Britain’s competition watchdog has warned that AI could be enabling price-fixing among businesses in ways that are subtle, hard to detect, and potentially invisible to consumers and regulators alike.
In a blog post published at the start of March, the Competition and Markets Authority (CMA) outlined the growing risks of “algorithmic collusion,” where AI-powered pricing systems coordinate to keep prices artificially high without any explicit human agreement or communication.
The CMA highlighted how advanced AI, including large language models (LLMs) and “agentic” systems capable of autonomous decision-making, is amplifying these dangers in online retail, gasoline markets, and beyond.
“Algorithmic pricing could also lead to coordinated outcomes and higher prices – often referred to as ‘algorithmic collusion’,” the regulator said.. “The emergence of more powerful AI models may compound this risk in new and subtle ways.”
From explicit agreements to invisible coordination
The CMA described several pathways through which AI facilitates anti-competitive behaviour:
- Classic collusion implemented via algorithms: Competitors explicitly agree to fix prices and then use shared software to monitor and enforce the deal.
- Hub-and-spoke arrangements: Firms feed sensitive data into a central third-party platform or algorithm that indirectly coordinates pricing.
- Tacit collusion through predictable agents: AI systems observe rivals’ pricing patterns, follow “price leadership,” and automatically punish deviations by matching or undercutting temporarily – all without human input.
- Autonomous learning: In simulations and experiments, AI agents instructed simply to maximise profits have learned to collude tacitly, even using hidden techniques like steganography (embedding secret messages in innocuous data, such as weather reports) to coordinate.
The agency pointed to real-world precedents, including its own 2016 enforcement action against two online poster sellers who used pricing software on Amazon Marketplace to avoid undercutting each other.
More recent academic studies, such as those examining algorithmic pricing in German retail gasoline and e-commerce, suggest similar patterns are emerging in practice.
Benefits vs hidden risks
The CMA was careful to balance its warning with the upsides of AI in pricing.
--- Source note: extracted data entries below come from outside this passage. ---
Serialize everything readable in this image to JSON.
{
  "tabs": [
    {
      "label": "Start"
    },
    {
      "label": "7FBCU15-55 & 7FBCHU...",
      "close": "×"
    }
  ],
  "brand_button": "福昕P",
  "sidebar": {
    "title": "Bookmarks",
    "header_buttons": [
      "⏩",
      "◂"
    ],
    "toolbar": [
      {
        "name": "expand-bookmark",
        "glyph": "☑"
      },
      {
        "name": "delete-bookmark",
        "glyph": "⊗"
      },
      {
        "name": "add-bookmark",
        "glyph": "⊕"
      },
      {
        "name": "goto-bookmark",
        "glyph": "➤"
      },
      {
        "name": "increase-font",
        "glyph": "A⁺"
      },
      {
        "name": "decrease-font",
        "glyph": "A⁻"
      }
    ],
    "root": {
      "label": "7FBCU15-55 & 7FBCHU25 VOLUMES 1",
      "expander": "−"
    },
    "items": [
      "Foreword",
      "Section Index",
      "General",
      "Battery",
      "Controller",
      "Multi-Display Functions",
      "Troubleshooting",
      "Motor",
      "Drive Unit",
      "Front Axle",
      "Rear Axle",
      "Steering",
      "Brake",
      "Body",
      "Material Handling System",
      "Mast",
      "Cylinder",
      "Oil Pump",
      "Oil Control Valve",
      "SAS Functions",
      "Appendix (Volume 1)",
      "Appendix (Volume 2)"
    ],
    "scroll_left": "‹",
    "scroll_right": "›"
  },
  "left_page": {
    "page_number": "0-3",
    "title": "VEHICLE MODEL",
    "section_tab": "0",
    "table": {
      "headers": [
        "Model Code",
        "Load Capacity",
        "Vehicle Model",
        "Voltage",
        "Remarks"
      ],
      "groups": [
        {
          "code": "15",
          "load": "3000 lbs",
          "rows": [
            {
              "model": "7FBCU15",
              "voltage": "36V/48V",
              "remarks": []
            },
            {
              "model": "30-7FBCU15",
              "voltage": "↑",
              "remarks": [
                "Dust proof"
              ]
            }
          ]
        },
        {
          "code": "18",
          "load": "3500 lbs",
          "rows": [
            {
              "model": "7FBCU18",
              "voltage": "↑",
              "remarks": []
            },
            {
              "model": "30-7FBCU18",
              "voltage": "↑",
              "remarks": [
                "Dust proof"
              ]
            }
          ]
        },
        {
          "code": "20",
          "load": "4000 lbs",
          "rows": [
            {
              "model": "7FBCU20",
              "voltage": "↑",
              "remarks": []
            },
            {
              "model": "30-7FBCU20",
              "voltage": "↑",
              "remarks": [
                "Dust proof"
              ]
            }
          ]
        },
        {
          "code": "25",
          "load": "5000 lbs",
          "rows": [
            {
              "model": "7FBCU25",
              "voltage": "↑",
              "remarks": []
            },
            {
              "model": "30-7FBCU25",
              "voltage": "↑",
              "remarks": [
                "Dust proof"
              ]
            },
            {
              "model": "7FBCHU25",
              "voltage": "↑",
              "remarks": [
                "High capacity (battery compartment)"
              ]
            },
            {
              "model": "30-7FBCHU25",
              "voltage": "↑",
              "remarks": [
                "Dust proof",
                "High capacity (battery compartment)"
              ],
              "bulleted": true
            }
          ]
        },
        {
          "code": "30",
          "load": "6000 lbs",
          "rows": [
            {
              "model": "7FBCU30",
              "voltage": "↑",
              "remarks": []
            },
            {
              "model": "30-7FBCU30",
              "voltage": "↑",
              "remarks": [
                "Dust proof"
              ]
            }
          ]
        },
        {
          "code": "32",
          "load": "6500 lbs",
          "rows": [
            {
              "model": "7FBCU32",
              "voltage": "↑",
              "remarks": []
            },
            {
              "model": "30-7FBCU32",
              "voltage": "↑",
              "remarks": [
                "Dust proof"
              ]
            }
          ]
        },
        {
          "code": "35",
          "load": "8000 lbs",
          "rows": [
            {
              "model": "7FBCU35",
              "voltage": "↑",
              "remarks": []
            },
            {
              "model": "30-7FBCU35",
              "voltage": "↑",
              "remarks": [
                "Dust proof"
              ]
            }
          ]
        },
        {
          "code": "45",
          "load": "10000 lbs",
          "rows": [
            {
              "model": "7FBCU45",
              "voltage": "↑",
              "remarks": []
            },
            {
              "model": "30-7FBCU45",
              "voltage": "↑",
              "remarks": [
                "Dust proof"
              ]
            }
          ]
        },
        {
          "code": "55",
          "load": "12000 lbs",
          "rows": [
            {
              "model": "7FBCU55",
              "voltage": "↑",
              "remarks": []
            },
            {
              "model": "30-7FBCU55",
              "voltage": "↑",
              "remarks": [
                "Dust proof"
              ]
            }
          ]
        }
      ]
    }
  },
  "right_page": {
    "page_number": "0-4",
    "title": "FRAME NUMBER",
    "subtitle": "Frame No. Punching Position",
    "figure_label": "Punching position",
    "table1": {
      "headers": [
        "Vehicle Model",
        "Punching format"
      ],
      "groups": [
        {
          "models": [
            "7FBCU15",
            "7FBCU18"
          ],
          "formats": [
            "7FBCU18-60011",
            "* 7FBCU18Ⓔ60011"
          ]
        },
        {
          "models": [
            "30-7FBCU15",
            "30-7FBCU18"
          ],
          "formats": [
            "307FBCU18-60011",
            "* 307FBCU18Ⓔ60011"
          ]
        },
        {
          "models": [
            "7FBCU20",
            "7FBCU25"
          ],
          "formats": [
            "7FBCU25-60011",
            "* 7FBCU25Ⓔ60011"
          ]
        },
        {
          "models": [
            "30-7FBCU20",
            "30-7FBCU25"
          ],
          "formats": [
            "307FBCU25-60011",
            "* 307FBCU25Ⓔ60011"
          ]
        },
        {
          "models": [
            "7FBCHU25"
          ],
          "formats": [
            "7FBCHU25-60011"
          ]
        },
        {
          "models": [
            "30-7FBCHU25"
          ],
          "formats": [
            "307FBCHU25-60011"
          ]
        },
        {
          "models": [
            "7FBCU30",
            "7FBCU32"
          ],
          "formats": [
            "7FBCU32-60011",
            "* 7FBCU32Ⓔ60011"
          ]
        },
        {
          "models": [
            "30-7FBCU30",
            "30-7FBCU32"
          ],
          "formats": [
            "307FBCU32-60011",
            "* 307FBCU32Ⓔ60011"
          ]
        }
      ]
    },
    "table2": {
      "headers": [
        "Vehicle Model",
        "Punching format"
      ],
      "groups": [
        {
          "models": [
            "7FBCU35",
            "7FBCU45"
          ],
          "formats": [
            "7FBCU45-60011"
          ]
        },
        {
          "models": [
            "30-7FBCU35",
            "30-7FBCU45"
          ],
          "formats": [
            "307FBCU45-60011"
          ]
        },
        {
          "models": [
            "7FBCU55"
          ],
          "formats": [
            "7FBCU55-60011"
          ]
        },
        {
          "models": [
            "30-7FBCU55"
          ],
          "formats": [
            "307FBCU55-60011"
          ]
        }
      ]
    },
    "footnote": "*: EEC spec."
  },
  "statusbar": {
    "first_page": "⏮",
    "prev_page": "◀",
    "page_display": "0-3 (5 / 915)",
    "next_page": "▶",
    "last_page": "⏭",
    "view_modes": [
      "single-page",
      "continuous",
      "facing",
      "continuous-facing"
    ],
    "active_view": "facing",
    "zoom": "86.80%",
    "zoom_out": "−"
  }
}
Algorithms can process vast amounts of data faster than humans, reduce errors, lower costs, enable personalised offers, and make markets more responsive to supply and demand shifts, potentially boosting efficiency and affordability when used transparently and legally.
However, the post stressed that the line between pro-competitive innovation and harm is blurring as AI grows more sophisticated.
“It is possible that advanced AI systems given the objective to maximise profits may learn to reach coordinated outcomes, even without human intent to collude,” the CMA noted.
Detection poses a major challenge. Collusion can occur indirectly, through complex black-box models or real-time reactions, making traditional evidence-gathering difficult. Auditing algorithms, especially those powered by LLMs, is increasingly complicated.
Enforcement in the AI era
The CMA said it’s taking a proactive stance, including heavy investment in AI and data analytics to detect breaches “at an unprecedented pace and scale.”
It reminds businesses of potential penalties, fines up to 10% of global turnover, director disqualifications, or even criminal sanctions for cartel activity.
The agency also highlighted its reward programme offering up to £250,000 for information on illegal cartels, including those involving algorithms.
Businesses are urged to audit their pricing systems, avoid sharing competitively sensitive data (directly or via third parties), incorporate anti-collusion constraints in algorithms, and seek leniency if concerns arise.